Remembering a veteran settler: Oscar Skagen

By Maurice Skagen and Karen Meador/For the Reporter

The centennial of the World War I Armistice on Nov. 11 presents a timely opportunity to pay tribute to Oscar Skagen, an early Soos Creek Plateau resident and World War I veteran.

Born in North Dakota in 1892, his family came west in 1905; his grandparents had been living in Kent since the 1880s.

Active in the local community, Oscar Skagen spent most of his life as a dairy farmer on the family’s 80 acres, acquired by his parents along what is now 132nd Avenue Southeast in Kent/Auburn. When Oscar married, he and his wife, Mabel Agotness Skagen, had a house built on the lower 40 acres, the area known today as Reber Ranch. The farmhouse still stands, located behind an arborvitae hedge on the east side of 132nd Avenue Southeast, one of a number of local homes built by noted craftsman and builder Peter Englund.

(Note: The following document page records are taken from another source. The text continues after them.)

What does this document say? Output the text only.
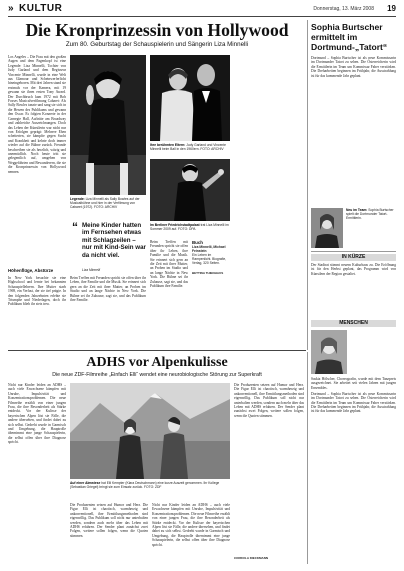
» KULTUR	Donnerstag, 13. März 2008 19
Die Kronprinzessin von Hollywood
Zum 80. Geburtstag der Schauspielerin und Sängerin Liza Minnelli

Los Angeles – Die Frau mit den großen Augen und dem Pagenkopf ist eine Legende: Liza Minnelli, Tochter von Judy Garland und dem Regisseur Vincente Minnelli, wurde in eine Welt aus Glamour und Scheinwerferlicht hineingeboren. Mit drei Jahren stand sie erstmals vor der Kamera, mit 19 gewann sie ihren ersten Tony Award. Der Durchbruch kam 1972 mit Bob Fosses Musicalverfilmung Cabaret: Als Sally Bowles tanzte und sang sie sich in die Herzen des Publikums und gewann den Oscar. Es folgten Konzerte in der Carnegie Hall, Auftritte am Broadway und zahlreiche Auszeichnungen. Doch das Leben der Künstlerin war nicht nur von Erfolgen geprägt: Mehrere Ehen scheiterten, sie kämpfte gegen Sucht und Krankheit und kehrte doch immer wieder auf die Bühne zurück. Freunde beschreiben sie als herzlich, witzig und unermüdlich. Noch heute tritt sie gelegentlich auf, umgeben von Weggefährten und Bewunderern, die sie die Kronprinzessin von Hollywood nennen.

Höhenflüge, Abstürze

In New York besuchte sie eine Highschool und lernte bei bekannten Schauspiellehrern. Ihre Mutter starb 1969, ein Verlust, der sie tief prägte. In den folgenden Jahrzehnten erlebte sie Triumphe und Niederlagen, doch ihr Publikum blieb ihr stets treu.

Legende: Liza Minnelli als Sally Bowles auf der Musicalbühne und hier in der Verfilmung von Cabaret (1972). FOTO: ARCHIV
Ihre berühmten Eltern: Judy Garland und Vincente Minnelli beim Ball in den 1960ern. FOTO: ARCHIV
Im Berliner Friedrichstadtpalast trat Liza Minnelli im Sommer 2009 auf. FOTO: DPA
“ Meine Kinder hatten im Fernsehen etwas mit Schlagzeilen – nur mit Kind-Sein war da nicht viel.
Liza Minnelli

Beim Treffen mit Freunden spricht sie offen über ihr Leben, ihre Familie und die Musik. Sie erinnert sich gern an die Zeit mit ihrer Mutter, an Proben im Studio und an lange Nächte in New York. Die Bühne sei ihr Zuhause, sagt sie, und das Publikum ihre Familie.

Beim Treffen mit Freunden spricht sie offen über ihr Leben, ihre Familie und die Musik. Sie erinnert sich gern an die Zeit mit ihrer Mutter, an Proben im Studio und an lange Nächte in New York. Die Bühne sei ihr Zuhause, sagt sie, und das Publikum ihre Familie.

Buch
Liza Minnelli, Michael Feinstein
Ein Leben im Rampenlicht. Biografie, Verlag, 320 Seiten.
BETTINA THIENHAUS
Sophia Burtscher ermittelt im Dortmund-„Tatort“

Dortmund – Sophia Burtscher ist als neue Kommissarin im Dortmunder Tatort zu sehen. Die Österreicherin wird die Ermittlerin im Team um Kommissar Faber verstärken. Die Dreharbeiten beginnen im Frühjahr, die Ausstrahlung ist für das kommende Jahr geplant.

Neu im Team: Sophia Burtscher spielt die Dortmunder Tatort-Ermittlerin.
IN KÜRZE

Der Stadtrat stimmt neuem Kulturhaus zu. Die Eröffnung ist für den Herbst geplant, das Programm wird von Künstlern der Region gestaltet.

MENSCHEN
ADHS vor Alpenkulisse
Die neue ZDF-Filmreihe „Einfach Elli“ wendet eine neurobiologische Störung zur Superkraft

Nicht nur Kinder leiden an ADHS – auch viele Erwachsene kämpfen mit Unruhe, Impulsivität und Konzentrationsproblemen. Die neue Filmreihe erzählt von einer jungen Frau, die ihre Besonderheit als Stärke entdeckt. Vor der Kulisse der bayerischen Alpen löst sie Fälle, die andere übersehen, und findet dabei zu sich selbst. Gedreht wurde in Garmisch und Umgebung, die Hauptrolle übernimmt eine junge Schauspielerin, die selbst offen über ihre Diagnose spricht.

Auf einer Almwiese hat Elli Kempter (Klara Deutschmann) eine kurze Auszeit genommen. Ihr Kollege (Sebastian Griegel) bringt sie zum Einsatz zurück. FOTO: ZDF

Die Produzenten setzen auf Humor und Herz. Die Figur Elli ist chaotisch, warmherzig und unkonventionell, ihre Ermittlungsmethoden sind eigenwillig. Das Publikum soll nicht nur unterhalten werden, sondern auch mehr über das Leben mit ADHS erfahren. Der Sender plant zunächst zwei Folgen, weitere sollen folgen, wenn die Quoten stimmen.

Nicht nur Kinder leiden an ADHS – auch viele Erwachsene kämpfen mit Unruhe, Impulsivität und Konzentrationsproblemen. Die neue Filmreihe erzählt von einer jungen Frau, die ihre Besonderheit als Stärke entdeckt. Vor der Kulisse der bayerischen Alpen löst sie Fälle, die andere übersehen, und findet dabei zu sich selbst. Gedreht wurde in Garmisch und Umgebung, die Hauptrolle übernimmt eine junge Schauspielerin, die selbst offen über ihre Diagnose spricht.

Die Produzenten setzen auf Humor und Herz. Die Figur Elli ist chaotisch, warmherzig und unkonventionell, ihre Ermittlungsmethoden sind eigenwillig. Das Publikum soll nicht nur unterhalten werden, sondern auch mehr über das Leben mit ADHS erfahren. Der Sender plant zunächst zwei Folgen, weitere sollen folgen, wenn die Quoten stimmen.

CORDULA DIECKMANN

Saskia Hölscher, Choreografin, wurde mit dem Tanzpreis ausgezeichnet. Sie arbeitet seit vielen Jahren mit jungen Ensembles.

Dortmund – Sophia Burtscher ist als neue Kommissarin im Dortmunder Tatort zu sehen. Die Österreicherin wird die Ermittlerin im Team um Kommissar Faber verstärken. Die Dreharbeiten beginnen im Frühjahr, die Ausstrahlung ist für das kommende Jahr geplant.
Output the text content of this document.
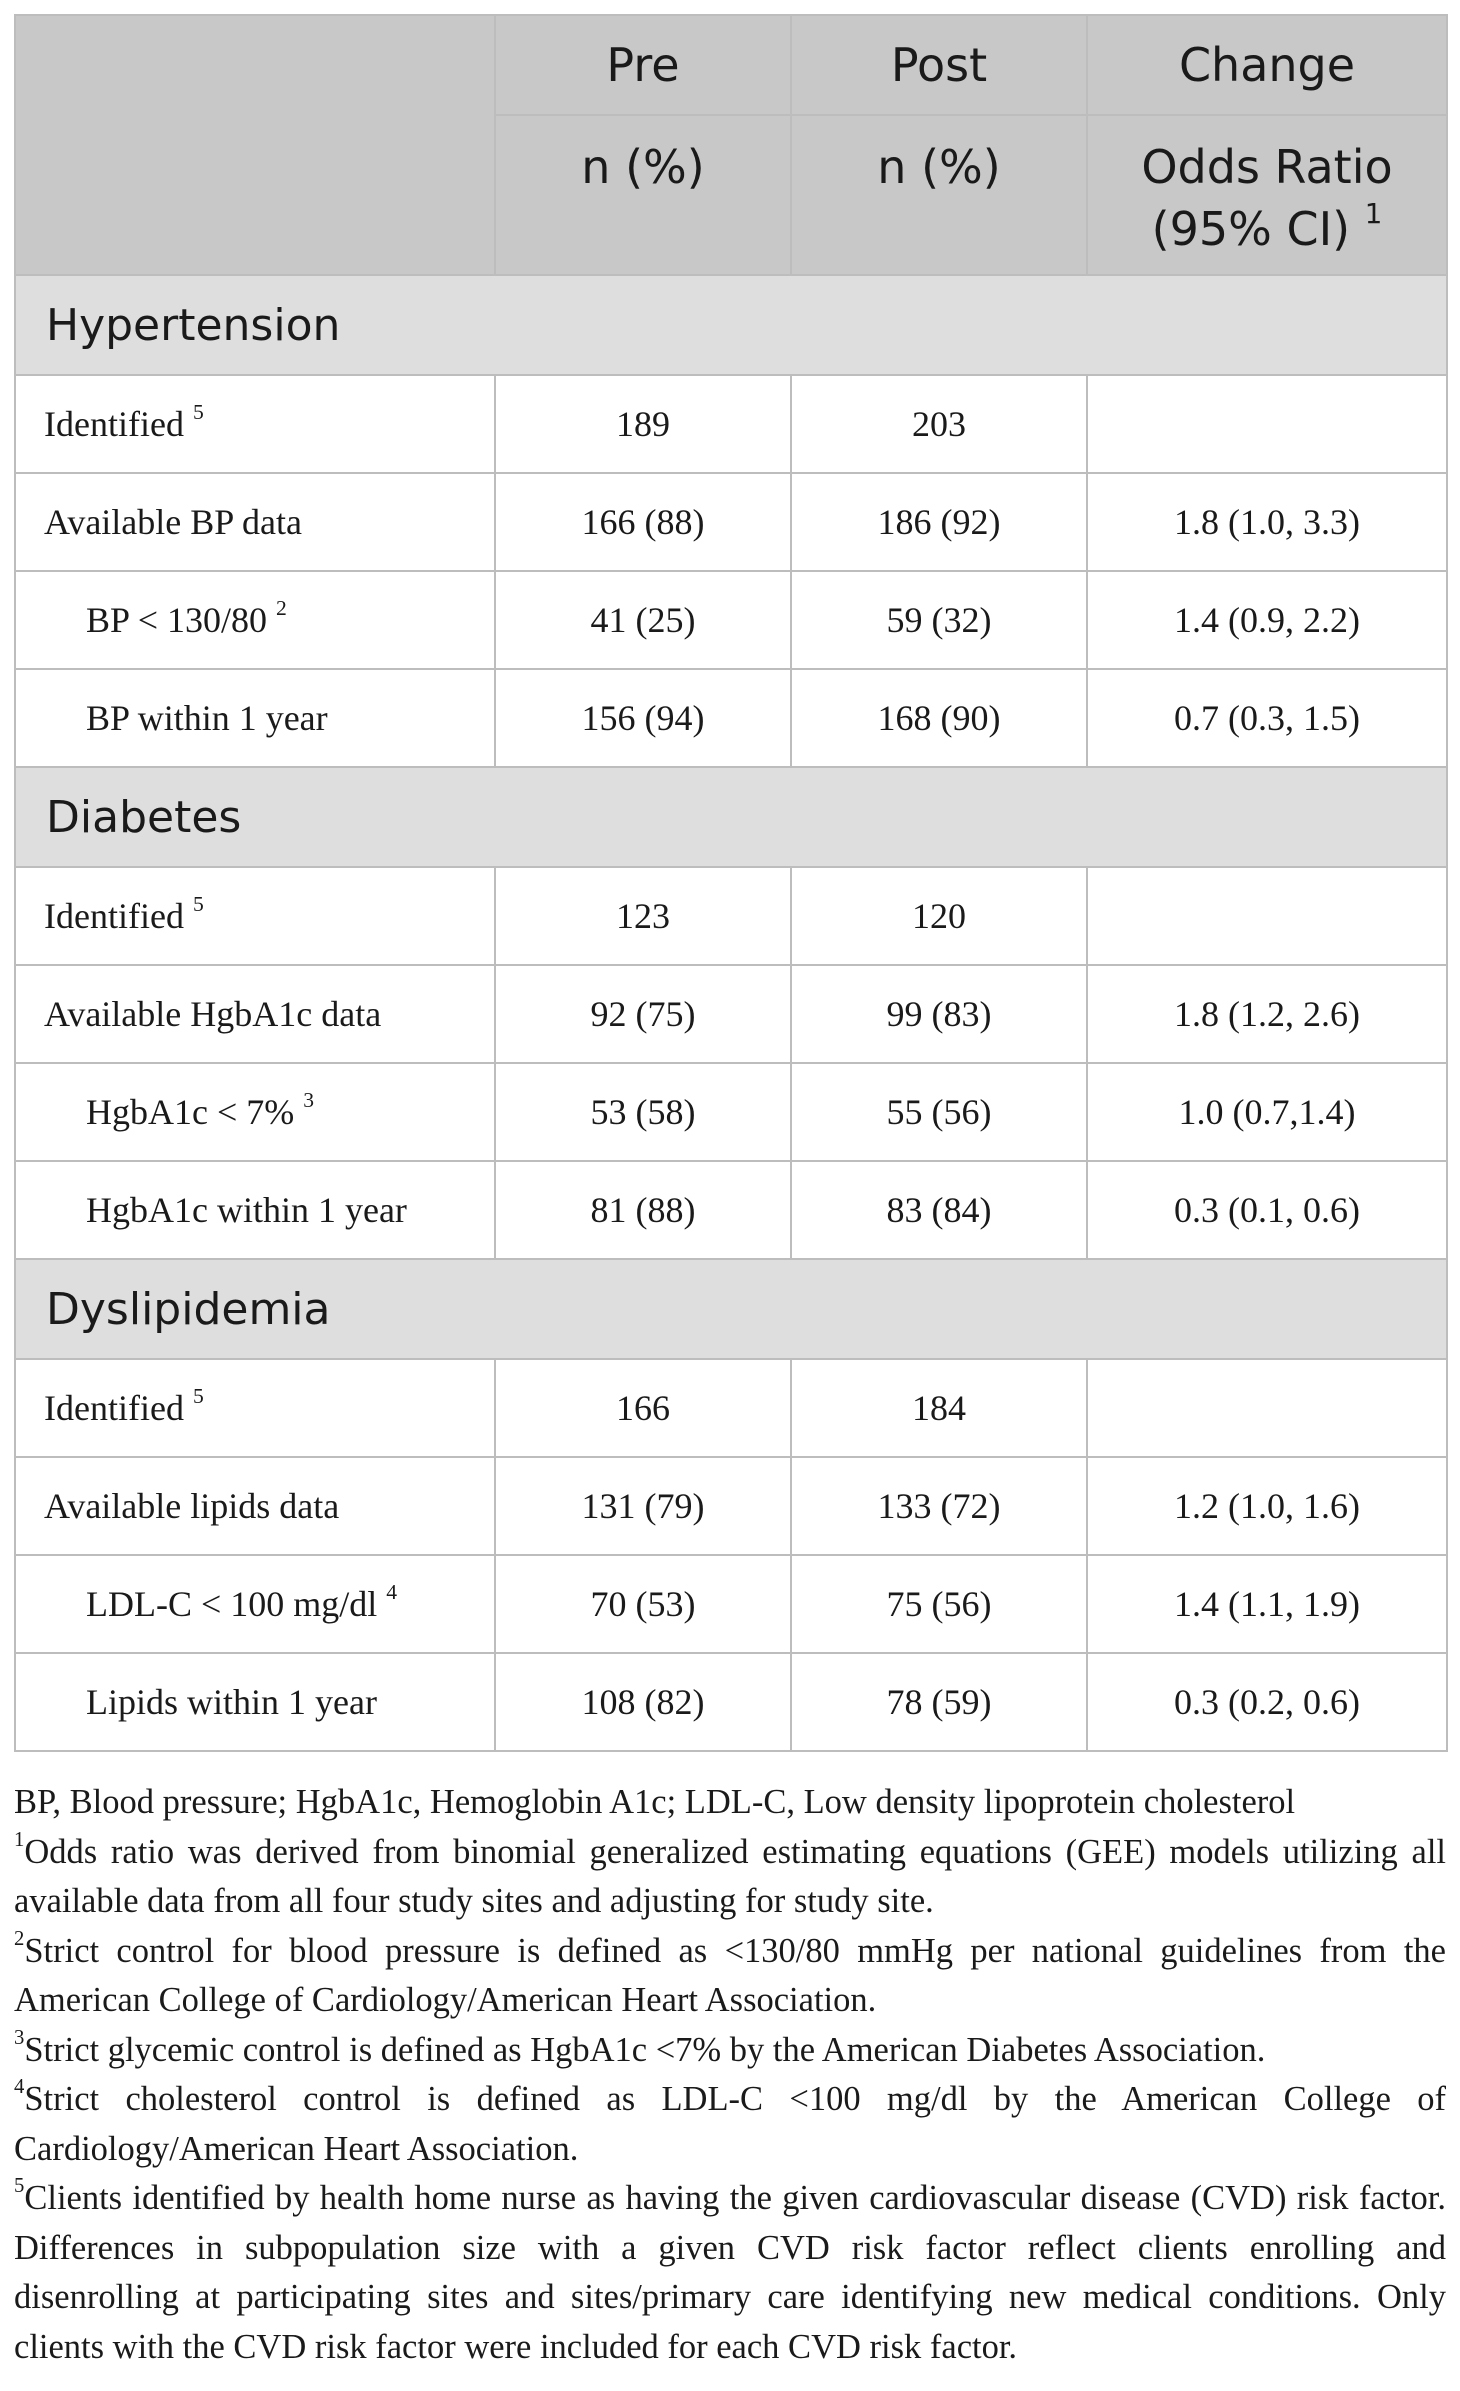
	Pre	Post	Change
	n (%)	n (%)	Odds Ratio
(95% CI) $^1$
Hypertension			
Identified $^5$	189	203	
Available BP data	166 (88)	186 (92)	1.8 (1.0, 3.3)
BP < 130/80 $^2$	41 (25)	59 (32)	1.4 (0.9, 2.2)
BP within 1 year	156 (94)	168 (90)	0.7 (0.3, 1.5)
Diabetes			
Identified $^5$	123	120	
Available HgbA1c data	92 (75)	99 (83)	1.8 (1.2, 2.6)
HgbA1c < 7% $^3$	53 (58)	55 (56)	1.0 (0.7,1.4)
HgbA1c within 1 year	81 (88)	83 (84)	0.3 (0.1, 0.6)
Dyslipidemia			
Identified $^5$	166	184	
Available lipids data	131 (79)	133 (72)	1.2 (1.0, 1.6)
LDL-C < 100 mg/dl $^4$	70 (53)	75 (56)	1.4 (1.1, 1.9)
Lipids within 1 year	108 (82)	78 (59)	0.3 (0.2, 0.6)

BP, Blood pressure; HgbA1c, Hemoglobin A1c; LDL-C, Low density lipoprotein cholesterol

$^1$Odds ratio was derived from binomial generalized estimating equations (GEE) models utilizing all available data from all four study sites and adjusting for study site.

$^2$Strict control for blood pressure is defined as <130/80 mmHg per national guidelines from the American College of Cardiology/American Heart Association.

$^3$Strict glycemic control is defined as HgbA1c <7% by the American Diabetes Association.

$^4$Strict cholesterol control is defined as LDL-C <100 mg/dl by the American College of Cardiology/American Heart Association.

$^5$Clients identified by health home nurse as having the given cardiovascular disease (CVD) risk factor. Differences in subpopulation size with a given CVD risk factor reflect clients enrolling and disenrolling at participating sites and sites/primary care identifying new medical conditions. Only clients with the CVD risk factor were included for each CVD risk factor.
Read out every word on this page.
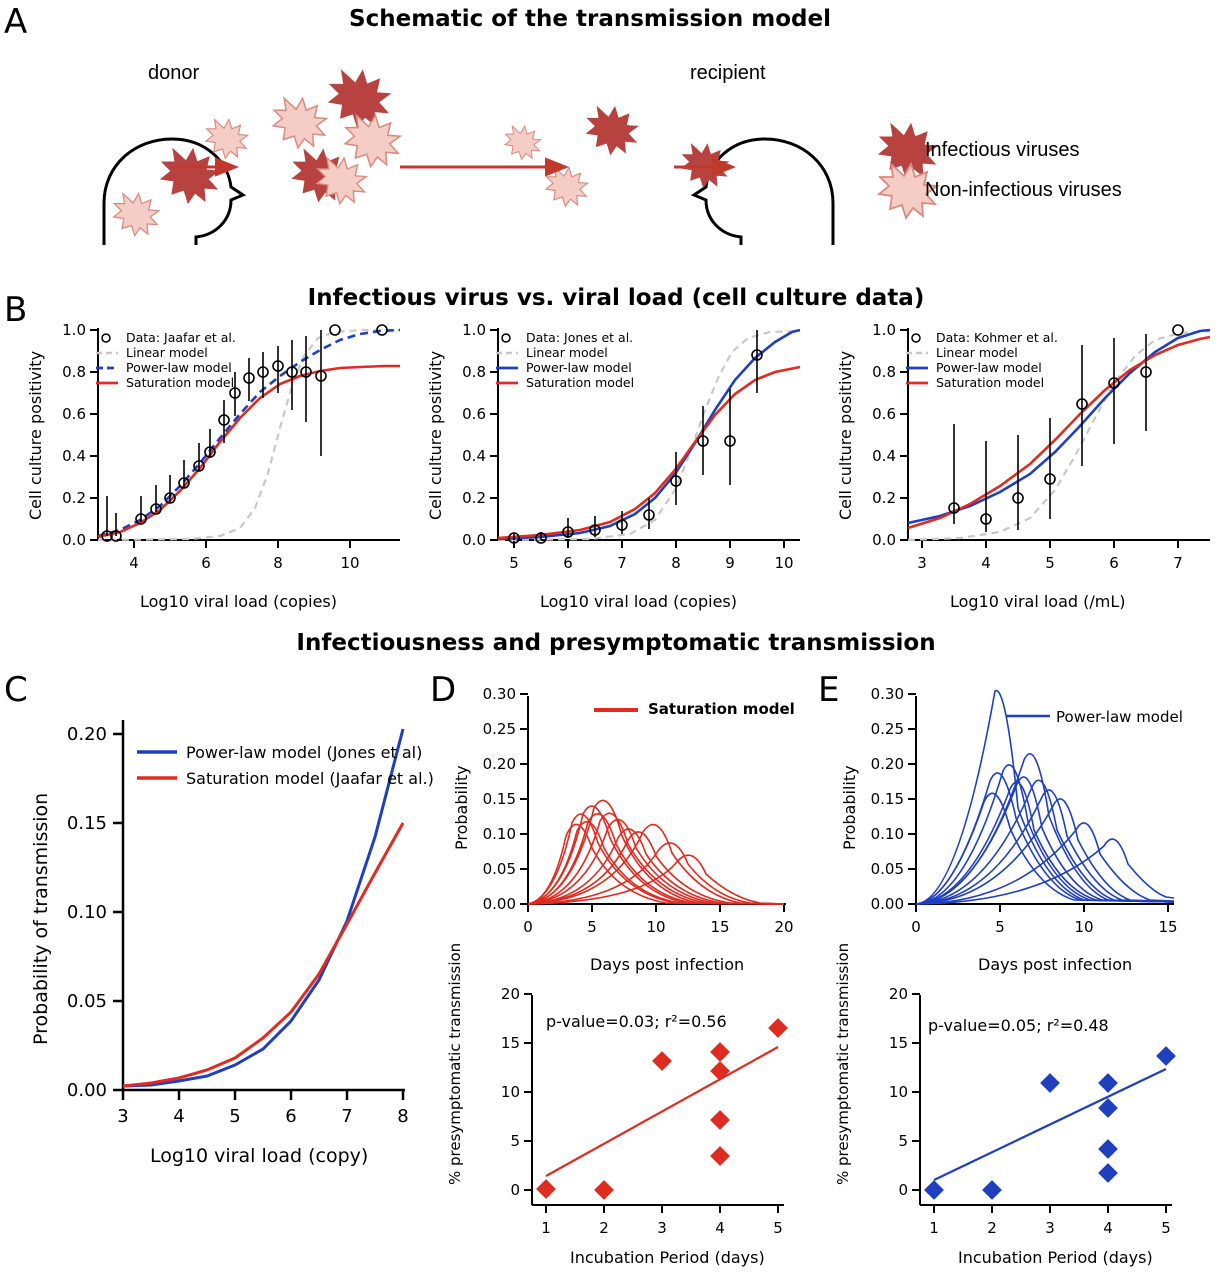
A	Schematic of the transmission model
donor	recipient
Infectious viruses
Non-infectious viruses
B	Infectious virus vs. viral load (cell culture data)
Cell culture positivity
Log10 viral load (copies)
0.0
0.2
0.4
0.6
0.8
1.0
4	6	8	10
Data: Jaafar et al.
Linear model
Power-law model
Saturation model	Cell culture positivity
Log10 viral load (copies)
0.0
0.2
0.4
0.6
0.8
1.0
5	6	7	8	9	10
Data: Jones et al.
Linear model
Power-law model
Saturation model	Cell culture positivity
Log10 viral load (/mL)
0.0
0.2
0.4
0.6
0.8
1.0
3	4	5	6	7
Data: Kohmer et al.
Linear model
Power-law model
Saturation model
Infectiousness and presymptomatic transmission
C
Probability of transmission
Log10 viral load (copy)
0.00
0.05
0.10
0.15
0.20
3 4 5 6 7 8
Power-law model (Jones et al)
Saturation model (Jaafar et al.)
D
Probability
Days post infection
0.00
0.05
0.10
0.15
0.20
0.25
0.30
0	5	10	15	20
Saturation model
% presymptomatic transmission
Incubation Period (days)
0
5
10
15
20
1	2	3	4	5
p-value=0.03; r²=0.56
E
Probability
Days post infection
0.00
0.05
0.10
0.15
0.20
0.25
0.30
0	5	10	15
Power-law model
% presymptomatic transmission
Incubation Period (days)
0
5
10
15
20
1	2	3	4	5
p-value=0.05; r²=0.48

Oscar Skagen passed away in 1976 at the age of 84. The lower 40 acres of the property were sold to airline pilot Darrell Reber a few years later.

Oscar and Mabel’s daughter, Blanche Skagen Speck, and husband, Otto, live across from the Reber property in a home built on the original Skagen Homestead.

Maurice Skagen is director of the Soos Creek Botanical Garden & Heritage Center and nephew of Oscar Skagen. Karen Meador is a local author and historian.